Господи, и как они после таких гуляний по утрам из постелей своих выползают?
Или не выползают? Тамошняя золотая молодёжь вряд ли вскакивала ни свет, ни заря на работу. Она жила по своим законам.
Разумовский будто прочитал мои мысли.
Я уже направилась к лестнице, ведшей наверх, когда меня остановил его голос.
— Такой видят жизнь подобных мне авторы глянца?
Я обернулась:
— Но я ведь не автор глянца.
— Но работала там.
Я сглотнула. Так, об этом он тоже уже знает.
— Без понятия. Светскую хронику я не вела.

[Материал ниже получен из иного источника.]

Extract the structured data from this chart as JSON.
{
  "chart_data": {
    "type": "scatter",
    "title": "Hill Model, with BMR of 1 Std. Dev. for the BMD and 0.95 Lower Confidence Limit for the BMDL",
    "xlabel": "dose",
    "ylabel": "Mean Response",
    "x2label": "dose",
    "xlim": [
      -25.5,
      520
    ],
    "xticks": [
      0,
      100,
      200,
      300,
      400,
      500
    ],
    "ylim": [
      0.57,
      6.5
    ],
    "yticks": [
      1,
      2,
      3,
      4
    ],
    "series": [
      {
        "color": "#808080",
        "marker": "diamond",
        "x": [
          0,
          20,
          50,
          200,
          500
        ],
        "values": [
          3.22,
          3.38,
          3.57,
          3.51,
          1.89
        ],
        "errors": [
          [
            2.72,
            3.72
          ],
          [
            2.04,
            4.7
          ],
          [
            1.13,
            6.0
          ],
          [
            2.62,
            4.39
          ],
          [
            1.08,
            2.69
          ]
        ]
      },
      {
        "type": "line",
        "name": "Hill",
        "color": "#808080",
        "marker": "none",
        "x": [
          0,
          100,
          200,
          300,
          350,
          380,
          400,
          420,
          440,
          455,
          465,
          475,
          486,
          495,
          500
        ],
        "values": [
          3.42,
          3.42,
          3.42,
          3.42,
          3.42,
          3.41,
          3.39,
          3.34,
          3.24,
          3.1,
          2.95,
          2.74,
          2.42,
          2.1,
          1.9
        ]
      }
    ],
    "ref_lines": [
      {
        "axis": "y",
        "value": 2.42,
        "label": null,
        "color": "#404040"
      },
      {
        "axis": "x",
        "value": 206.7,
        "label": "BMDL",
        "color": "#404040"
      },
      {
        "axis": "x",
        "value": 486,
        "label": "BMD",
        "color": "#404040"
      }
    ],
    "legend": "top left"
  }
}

Разумовский поравнялся со мной, заставив вжаться поясницей в перила, опустил ладони на те самые перила по обе стороны от меня и приблизил своё лицо к моему:
— А ты? Ты, котёнок, таким меня видишь? Так ты меня себе представляешь?
— Ну… что-то вроде… — я едва дышала под его пристальным взглядом, не смея вдыхать аромат его дорогого парфюма — смеси цитруса, кардамона и кедра.
— Тогда готовься разочаровываться.
— Б-больше разочароваться в вас я уже вряд ли смогу.
Мой ответ явно его позабавил.
— Главное, чтобы ты никого не разочаровала, — указательным пальцем он поддел сползшую с моего плеча «драгоценную» бретельку и осторожно вернул её на место. — В особенности тех, кто ждут от тебя новостей.
О господи, это намёк? Намёк на то, что он ждёт, когда со мной выйдут на связь?
— Я н-ничего никому не…
— Врать нехорошо, — шепнул он мне напоследок, выпрямился и направился вверх по лестнице. — Доброй ночи, котёнок. Увидимся завтра и продолжим наше увлекательное знакомство.
18. Глава 18
Я влетела в свою спальню, швырнула на постель сумочку, выковыряла свои несчастные ноги из туфель на шпильках. И поскорее бы освободиться от этого во всех отношениях роскошного платья. Я так устала за этот суматошный, громкий, суетливый вечер, что всё вокруг на меня давило, будто так и пыталось скукожить меня до размеров того самого котёнка, которым меня всё время обзывал Разумовский.
Нахальная, самоуверенная скотина!
Надменный, самоуверенный донельзя, самопровозглашённый хозяин жизни. Этот мир — его собственность, и только он имеет право решать, как эта жизнь крутится вокруг него. Кто и что делает. Кто и что надевает. Кто и как на него работает.
Я распалялась всё сильнее, стараясь не задерживаться мыслями на сцене, которую только что пережила. Моя вжимающаяся в перила поясница, окутавший меня аромат мужского парфюма, исходившее от мощного тела тепло…
Я вытолкала себя из платья и, оставшись в одном нижнем белье, вздохнула свободнее.
Нет, свои наблюдения определённо стоило записать. Они так и просились на бумагу.
Я схватила с письменного стола у занавешенного окна свой синий блокнот, пожалев, что не взяла его сегодня с собой. Обычно со своими заметками я не расставалась, но в последнее время то и дело изменяла своим привычкам. Сказывались форс-мажорные обстоятельства.
Начеркала на чистом листе все нелицеприятные эпитеты.
Вот, важно выпустить эту агрессию из себя. Это раз.
И неизвестно, когда и как такие, на первый взгляд, пустые заметки, могут мне пригодиться Это два.
Ну и мне просто было приятно написать о нём какую-нибудь гадость, не имея возможности высказать ему это в лицо. Это три.
Будем считать это своего рода терапией.
Какое-то время я так и бродила по спальне, пытаясь остыть.
Но получалось из рук вон плохо. В голову тут уже начинали лезть воспоминания, связанные с Данилой.
Ничего бы этого не случилось, если бы мой доверчивый брат не влез в долги.
И он не влез бы в эти долги, если бы не прежнее место работы.
Если бы тогда, годы назад, его не выбросили на улицу без объяснения причин, без права узнать подробности увольнения, лишив последней заработной платы… если бы его не уволило предприятие, владельцем которого значился Разумовский!